Читать книгу Michael Korn & Liz Croll Trilogie - Matthias Boden - Страница 16
12. Kapitel Europa, Irgendwo über dem Atlantik
ОглавлениеLeise Windgeräusche, die der Jet erzeugte, mischten sich mit dem hochfrequenten Brummen der Triebwerke und drangen in die Kabine vor. Dort saßen Liz und ihr Begleiter entspannt auf Sesseln, die mit hellem Leder überzogen waren. Das gesamte Interieur der Gulfstream bestand aus edlem Walnussholz und verströmte ein Ambiente aus Luxus. Beide fühlten sich hier sehr wohl. Als sie Lyon verlassen hatten, war Bernand Roussel wieder etwas optimistischer gestimmt, nur Korn war noch genau derselbe Miesepeter wie zuvor. Immerhin hatte er es geschafft sich wieder an den Tisch zu setzen und blickte stumm wie ein Fisch auf sein Smartphone.

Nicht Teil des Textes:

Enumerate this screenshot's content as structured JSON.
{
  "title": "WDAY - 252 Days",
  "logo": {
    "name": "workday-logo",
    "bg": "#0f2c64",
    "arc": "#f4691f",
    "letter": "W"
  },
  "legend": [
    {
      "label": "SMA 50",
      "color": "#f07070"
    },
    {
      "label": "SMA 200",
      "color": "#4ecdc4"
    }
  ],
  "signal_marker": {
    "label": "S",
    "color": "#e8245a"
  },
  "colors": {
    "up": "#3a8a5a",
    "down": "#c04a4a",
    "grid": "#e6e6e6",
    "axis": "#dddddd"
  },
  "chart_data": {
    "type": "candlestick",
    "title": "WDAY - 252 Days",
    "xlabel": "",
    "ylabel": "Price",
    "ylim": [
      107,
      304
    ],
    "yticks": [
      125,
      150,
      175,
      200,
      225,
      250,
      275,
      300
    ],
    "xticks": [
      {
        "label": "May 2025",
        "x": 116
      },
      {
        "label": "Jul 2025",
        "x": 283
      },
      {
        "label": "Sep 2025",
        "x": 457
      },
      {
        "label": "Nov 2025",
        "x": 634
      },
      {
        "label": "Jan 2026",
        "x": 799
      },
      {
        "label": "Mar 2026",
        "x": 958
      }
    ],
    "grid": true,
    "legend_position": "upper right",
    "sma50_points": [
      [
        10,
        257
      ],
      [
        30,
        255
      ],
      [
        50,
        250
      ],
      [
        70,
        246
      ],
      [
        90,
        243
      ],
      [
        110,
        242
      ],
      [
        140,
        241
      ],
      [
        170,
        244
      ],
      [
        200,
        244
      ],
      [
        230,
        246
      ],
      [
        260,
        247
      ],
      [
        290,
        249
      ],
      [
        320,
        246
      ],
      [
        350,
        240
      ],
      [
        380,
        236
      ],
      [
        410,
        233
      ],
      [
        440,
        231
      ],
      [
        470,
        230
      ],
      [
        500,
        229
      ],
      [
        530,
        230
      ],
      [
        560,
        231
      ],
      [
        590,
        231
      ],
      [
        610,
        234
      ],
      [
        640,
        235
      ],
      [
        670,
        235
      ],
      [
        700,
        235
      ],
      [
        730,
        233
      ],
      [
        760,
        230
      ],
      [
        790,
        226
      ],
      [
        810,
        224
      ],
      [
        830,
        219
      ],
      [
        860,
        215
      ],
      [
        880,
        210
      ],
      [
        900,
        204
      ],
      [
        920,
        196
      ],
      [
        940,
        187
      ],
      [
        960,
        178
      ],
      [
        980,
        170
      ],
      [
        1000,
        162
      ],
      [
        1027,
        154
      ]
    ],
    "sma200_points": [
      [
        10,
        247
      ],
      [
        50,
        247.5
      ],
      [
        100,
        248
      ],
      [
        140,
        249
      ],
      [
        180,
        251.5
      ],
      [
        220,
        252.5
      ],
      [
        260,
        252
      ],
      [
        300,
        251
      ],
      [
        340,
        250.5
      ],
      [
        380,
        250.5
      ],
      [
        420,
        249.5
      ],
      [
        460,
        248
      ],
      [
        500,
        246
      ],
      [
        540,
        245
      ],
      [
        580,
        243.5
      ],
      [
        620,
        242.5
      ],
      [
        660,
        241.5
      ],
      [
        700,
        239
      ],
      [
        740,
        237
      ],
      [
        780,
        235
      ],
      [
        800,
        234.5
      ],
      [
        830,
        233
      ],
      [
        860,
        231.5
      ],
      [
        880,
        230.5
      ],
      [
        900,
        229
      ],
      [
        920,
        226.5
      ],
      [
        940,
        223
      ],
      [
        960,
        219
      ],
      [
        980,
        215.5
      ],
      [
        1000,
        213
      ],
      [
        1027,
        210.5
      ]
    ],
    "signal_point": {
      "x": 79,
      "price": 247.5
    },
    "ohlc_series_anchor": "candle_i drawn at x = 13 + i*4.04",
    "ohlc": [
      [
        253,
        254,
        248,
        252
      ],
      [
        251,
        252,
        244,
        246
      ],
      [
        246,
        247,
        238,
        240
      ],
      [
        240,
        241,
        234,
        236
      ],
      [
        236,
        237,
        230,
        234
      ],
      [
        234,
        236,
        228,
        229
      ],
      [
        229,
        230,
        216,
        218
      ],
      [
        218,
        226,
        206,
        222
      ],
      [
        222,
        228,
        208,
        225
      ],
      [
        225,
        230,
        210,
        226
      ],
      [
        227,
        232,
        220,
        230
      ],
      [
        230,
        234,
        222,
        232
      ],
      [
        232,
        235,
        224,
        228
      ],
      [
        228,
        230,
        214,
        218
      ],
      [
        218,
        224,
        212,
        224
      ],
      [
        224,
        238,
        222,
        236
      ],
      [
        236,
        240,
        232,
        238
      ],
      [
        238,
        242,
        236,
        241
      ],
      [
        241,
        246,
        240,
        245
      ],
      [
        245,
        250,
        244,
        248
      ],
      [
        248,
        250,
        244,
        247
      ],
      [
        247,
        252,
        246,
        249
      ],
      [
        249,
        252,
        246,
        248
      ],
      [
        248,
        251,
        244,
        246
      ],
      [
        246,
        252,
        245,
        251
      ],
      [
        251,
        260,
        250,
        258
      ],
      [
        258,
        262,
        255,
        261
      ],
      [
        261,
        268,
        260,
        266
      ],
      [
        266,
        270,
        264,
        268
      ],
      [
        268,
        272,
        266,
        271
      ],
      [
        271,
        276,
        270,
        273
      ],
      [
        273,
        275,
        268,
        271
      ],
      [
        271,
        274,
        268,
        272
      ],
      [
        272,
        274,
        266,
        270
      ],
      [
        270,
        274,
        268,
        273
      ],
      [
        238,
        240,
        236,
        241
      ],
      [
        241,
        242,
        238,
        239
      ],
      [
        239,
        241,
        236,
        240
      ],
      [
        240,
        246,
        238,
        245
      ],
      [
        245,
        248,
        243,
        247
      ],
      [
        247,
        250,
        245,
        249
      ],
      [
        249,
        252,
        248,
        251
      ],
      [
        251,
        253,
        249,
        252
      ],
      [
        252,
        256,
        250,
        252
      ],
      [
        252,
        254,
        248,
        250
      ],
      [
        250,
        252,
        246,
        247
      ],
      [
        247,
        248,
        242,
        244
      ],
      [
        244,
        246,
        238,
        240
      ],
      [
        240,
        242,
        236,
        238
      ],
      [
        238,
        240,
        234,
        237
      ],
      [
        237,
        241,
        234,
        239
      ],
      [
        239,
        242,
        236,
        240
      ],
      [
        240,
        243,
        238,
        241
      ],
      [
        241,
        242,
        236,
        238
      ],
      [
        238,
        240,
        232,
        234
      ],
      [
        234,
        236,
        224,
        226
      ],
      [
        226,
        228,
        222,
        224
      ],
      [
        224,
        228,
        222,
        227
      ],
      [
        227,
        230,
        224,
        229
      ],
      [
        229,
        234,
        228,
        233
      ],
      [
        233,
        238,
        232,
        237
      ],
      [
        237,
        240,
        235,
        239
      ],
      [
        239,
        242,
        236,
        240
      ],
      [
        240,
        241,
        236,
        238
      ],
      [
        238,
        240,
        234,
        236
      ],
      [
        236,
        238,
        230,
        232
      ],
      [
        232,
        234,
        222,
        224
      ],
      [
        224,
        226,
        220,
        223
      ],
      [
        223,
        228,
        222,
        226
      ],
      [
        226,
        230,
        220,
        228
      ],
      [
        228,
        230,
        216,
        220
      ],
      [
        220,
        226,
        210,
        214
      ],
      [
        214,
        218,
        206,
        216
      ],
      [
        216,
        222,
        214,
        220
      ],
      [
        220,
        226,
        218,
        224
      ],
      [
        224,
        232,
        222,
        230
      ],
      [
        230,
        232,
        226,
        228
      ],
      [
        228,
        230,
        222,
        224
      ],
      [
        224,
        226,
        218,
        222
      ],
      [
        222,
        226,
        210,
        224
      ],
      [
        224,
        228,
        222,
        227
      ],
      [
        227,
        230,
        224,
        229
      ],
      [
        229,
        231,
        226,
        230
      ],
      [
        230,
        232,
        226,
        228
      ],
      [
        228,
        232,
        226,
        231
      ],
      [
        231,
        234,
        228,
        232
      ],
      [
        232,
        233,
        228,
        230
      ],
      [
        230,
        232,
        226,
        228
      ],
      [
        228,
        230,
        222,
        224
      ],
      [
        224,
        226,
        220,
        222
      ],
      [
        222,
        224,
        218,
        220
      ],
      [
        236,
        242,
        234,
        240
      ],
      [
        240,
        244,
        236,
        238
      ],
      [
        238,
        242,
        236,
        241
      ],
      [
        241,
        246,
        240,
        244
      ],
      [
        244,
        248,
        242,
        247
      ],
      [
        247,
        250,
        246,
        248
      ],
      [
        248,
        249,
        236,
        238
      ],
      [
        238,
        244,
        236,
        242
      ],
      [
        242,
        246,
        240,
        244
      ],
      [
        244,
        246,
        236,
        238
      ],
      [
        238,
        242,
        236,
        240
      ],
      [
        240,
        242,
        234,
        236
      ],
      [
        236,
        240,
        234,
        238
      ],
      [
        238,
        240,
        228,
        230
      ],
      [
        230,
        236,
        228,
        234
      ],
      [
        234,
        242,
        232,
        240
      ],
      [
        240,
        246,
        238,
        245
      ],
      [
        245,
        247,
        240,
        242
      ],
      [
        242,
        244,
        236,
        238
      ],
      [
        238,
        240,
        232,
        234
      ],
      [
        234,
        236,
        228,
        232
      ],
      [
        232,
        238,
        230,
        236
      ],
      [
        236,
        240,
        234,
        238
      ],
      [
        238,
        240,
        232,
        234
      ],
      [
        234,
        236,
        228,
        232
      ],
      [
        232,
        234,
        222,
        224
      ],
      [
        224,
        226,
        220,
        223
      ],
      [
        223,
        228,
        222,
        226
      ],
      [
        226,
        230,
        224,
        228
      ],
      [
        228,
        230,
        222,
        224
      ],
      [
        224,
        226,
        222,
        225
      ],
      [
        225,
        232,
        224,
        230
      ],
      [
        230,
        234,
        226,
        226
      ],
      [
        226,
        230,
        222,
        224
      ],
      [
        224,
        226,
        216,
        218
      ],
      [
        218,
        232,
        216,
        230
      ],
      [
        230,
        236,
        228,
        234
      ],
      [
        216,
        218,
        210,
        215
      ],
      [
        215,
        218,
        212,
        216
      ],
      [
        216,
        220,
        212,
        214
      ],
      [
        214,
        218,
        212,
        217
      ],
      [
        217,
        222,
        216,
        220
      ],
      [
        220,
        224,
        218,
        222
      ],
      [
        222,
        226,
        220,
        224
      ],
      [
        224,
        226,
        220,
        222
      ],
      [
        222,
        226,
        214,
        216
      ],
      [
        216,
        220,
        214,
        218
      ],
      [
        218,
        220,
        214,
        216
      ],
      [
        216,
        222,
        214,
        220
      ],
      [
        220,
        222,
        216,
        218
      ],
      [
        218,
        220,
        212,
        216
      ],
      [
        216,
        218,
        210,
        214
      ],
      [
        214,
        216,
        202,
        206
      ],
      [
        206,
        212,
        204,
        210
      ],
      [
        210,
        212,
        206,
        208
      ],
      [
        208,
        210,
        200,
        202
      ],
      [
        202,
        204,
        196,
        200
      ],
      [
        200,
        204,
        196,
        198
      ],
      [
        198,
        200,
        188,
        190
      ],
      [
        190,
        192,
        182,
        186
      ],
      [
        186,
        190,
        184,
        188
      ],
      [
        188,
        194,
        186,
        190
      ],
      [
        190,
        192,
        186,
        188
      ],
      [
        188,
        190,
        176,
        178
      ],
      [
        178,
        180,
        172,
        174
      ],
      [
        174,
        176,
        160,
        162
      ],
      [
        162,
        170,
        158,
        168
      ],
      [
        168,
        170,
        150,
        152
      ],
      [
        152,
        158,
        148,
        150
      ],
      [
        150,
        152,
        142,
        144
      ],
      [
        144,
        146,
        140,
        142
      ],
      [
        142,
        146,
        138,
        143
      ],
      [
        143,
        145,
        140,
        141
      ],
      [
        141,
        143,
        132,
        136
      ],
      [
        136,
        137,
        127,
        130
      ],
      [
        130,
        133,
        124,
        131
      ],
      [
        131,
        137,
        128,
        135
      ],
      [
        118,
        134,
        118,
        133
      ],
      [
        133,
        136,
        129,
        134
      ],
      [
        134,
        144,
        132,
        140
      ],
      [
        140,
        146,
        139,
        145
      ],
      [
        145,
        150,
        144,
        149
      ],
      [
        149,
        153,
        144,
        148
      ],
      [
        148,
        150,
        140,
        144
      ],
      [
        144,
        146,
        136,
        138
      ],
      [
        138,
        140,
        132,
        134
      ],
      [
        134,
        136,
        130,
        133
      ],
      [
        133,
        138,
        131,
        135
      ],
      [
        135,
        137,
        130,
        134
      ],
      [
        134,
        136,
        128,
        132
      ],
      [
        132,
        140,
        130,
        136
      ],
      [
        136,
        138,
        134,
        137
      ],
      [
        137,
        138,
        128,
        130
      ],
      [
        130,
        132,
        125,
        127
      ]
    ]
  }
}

Liz dachte über das Bild nach das er abgegeben hatte, als er wie ein Baum auf einer Stelle stand und zum Fenster blickte, die Augen geschlossen mit Tränen auf den Wangen. Was war nur mit diesem Typ los, fragte sie sich. Die Antwort darauf kannte vielleicht Mike, weil er sich einige Zeit intensiv mit dessen Vergangenheit beschäftigte.
»Mike, kannst du mir irgendwas über Korn erzählen, was Licht ins Dunkel bringen könnte?«, fragte sie.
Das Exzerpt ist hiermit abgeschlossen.